Functional modifications of acid-sensing ion channels by ligand-gated chloride channels

Abstract

Together, acid-sensing ion channels (ASICs) and epithelial sodium channels (ENaC) constitute the majority of voltage-independent sodium channels in mammals. ENaC is regulated by a chloride channel, the cystic fibrosis transmembrane conductance regulator (CFTR). Here we show that ASICs were reversibly inhibited by activation of GABA A receptors in murine hippocampal neurons. This inhibition of ASICs required opening of the chloride channels but occurred with both outward and inward GABA A receptor-mediated currents.
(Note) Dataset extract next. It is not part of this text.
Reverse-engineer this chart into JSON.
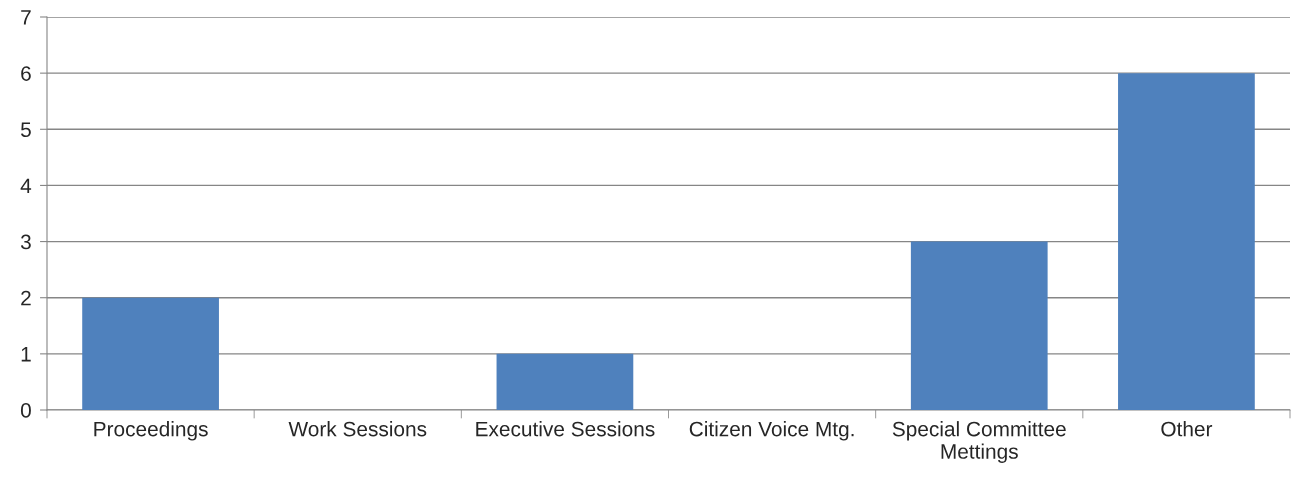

Moreover, activation of the GABA A receptors modified the pharmacological features and kinetic properties of the ASIC currents, including the time course of activation, desensitization and deactivation. Modification of ASICs by open GABA A receptors was also observed in both nucleated patches and outside-out patches excised from hippocampal neurons. Interestingly, ASICs and GABA A receptors interacted to regulate synaptic plasticity in CA1 hippocampal slices. The activation of glycine receptors, which are similar to GABA A receptors, also modified ASICs in spinal neurons. We conclude that GABA A receptors and glycine receptors modify ASICs in neurons through mechanisms that require the opening of chloride channels. © 2011 Chen et al.